D’altronde, la scabbia è un disturbo contagioso che può diffondersi in modo molto rapido causato da un piccolo parassita, un acaro che provoca un intenso prurito. E in un ambiente di grande affollamento come un carcere, il parassita può passare con maggior facilità da una persona all’altra in caso di contatti fisici ravvicinati e di biancheria non perfettamente igienizzata. Per il momento, però, l’allarme scabbia è “un’ipotesi su cui sono state avviate verifiche che sono in corso” precisa la direttrice del carcere, Maria Teresa Susca.

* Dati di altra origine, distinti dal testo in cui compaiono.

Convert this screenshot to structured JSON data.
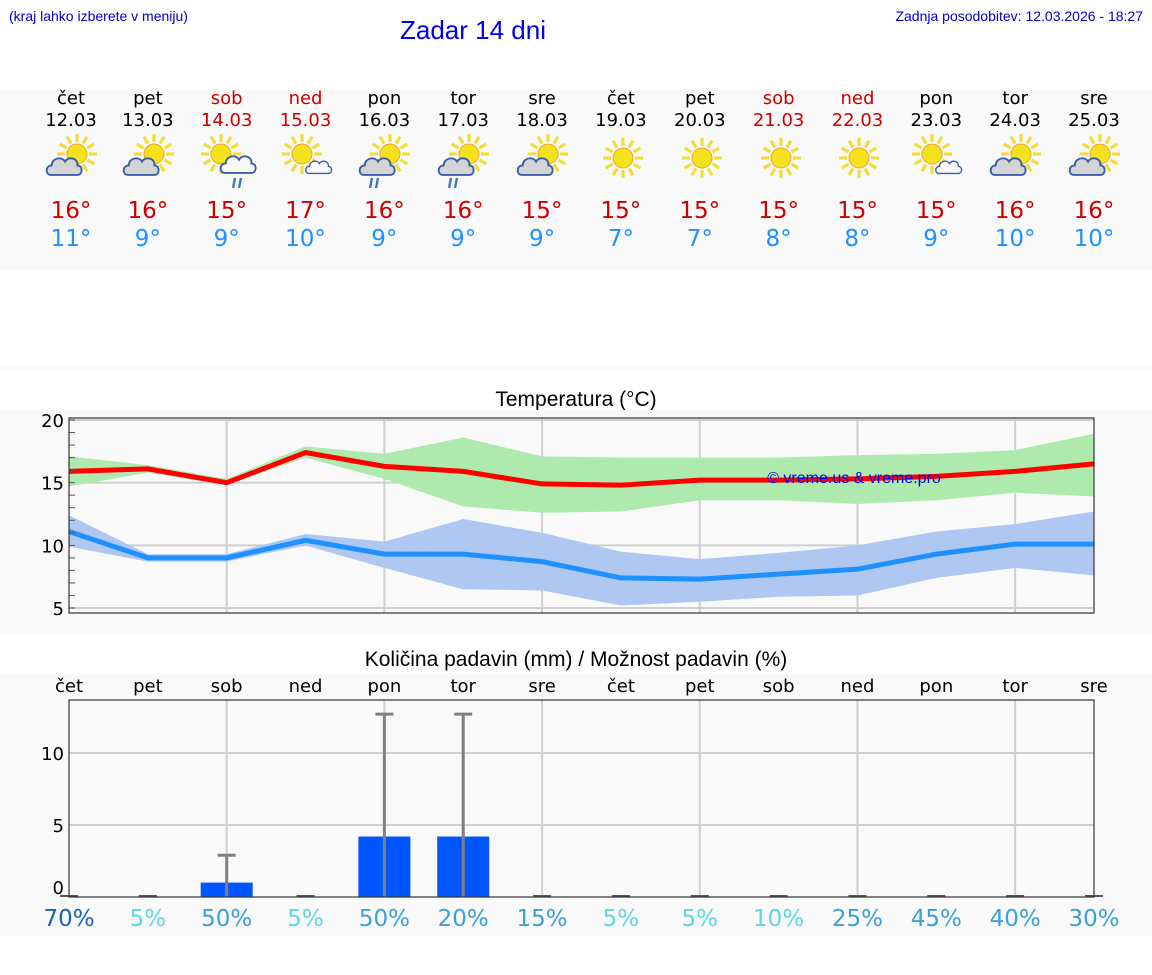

“Stiamo precedendo con delle visite sui detenuti ed è stata avviata la somministrazione di una terapia preventiva” precisa. Sono state avviate tutte le procedure che si seguono in simili situazioni. I detenuti sono in cura con delle pomate prescritte dalla dermatologa. Ed è stata allertata anche l’Asl che ha disposto una serie di accertamenti e di esami sui reclusi interessati dal potenziale contagio. L’allarme scabbia rappresenta la punta di un iceberg rappresentato dproblematiche e disagi continui.